Ruby straightened up. “Yes.”

“Good. Because I was talking about the three hundred and fiftieth birthday festivities, and I know they're of interest to you.” (Ruby nodded.) “Now, as you know,” Mr. Lundy went on, “there are plenty of birthday events that you can participate in. The town will be holding an exhibit of art and another of photographs, and each will include work done by students at Camden Falls Elementary. Also, the auditions for the school play will be held this afternoon.”
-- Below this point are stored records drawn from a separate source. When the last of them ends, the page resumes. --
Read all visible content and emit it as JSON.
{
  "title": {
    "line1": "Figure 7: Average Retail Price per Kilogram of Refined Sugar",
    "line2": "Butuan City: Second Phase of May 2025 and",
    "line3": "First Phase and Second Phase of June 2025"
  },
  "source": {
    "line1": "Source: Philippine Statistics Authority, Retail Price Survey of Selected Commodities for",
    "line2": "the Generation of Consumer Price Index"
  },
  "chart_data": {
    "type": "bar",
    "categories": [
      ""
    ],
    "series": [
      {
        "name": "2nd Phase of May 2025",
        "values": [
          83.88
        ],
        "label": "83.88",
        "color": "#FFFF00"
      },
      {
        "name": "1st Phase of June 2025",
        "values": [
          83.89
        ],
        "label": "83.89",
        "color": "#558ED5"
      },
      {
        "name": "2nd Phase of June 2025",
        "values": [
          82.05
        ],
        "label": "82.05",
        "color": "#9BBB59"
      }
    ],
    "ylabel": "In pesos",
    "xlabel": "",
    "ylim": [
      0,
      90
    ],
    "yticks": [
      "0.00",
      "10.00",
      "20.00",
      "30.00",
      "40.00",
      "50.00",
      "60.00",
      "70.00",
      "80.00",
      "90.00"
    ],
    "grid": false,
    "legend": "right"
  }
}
Ava raised her hand. “Ruby's going to try out for the part of the witch,” she said, and Ruby smiled at her teacher.

“For the part of Alice Kendall?” asked Mr. Lundy.

Ruby nodded. “I think I would make a very good witch,” she said.

“I'm sure you'd do a fine job, but I'm not sure you'll be able to try out for specific roles,” said Mr. Lundy. “I think everyone will be asked to read a few lines, and small groups will be asked to perform scenes. Then the roles will be assigned. In other words, after the director has seen you, Ruby, she'll decide which role will be the best for you. Do you understand? You won't be able to try out just for the part of Alice Kendall. And remember, kids in all the grades will be trying out for the play. Sixth-graders, too.”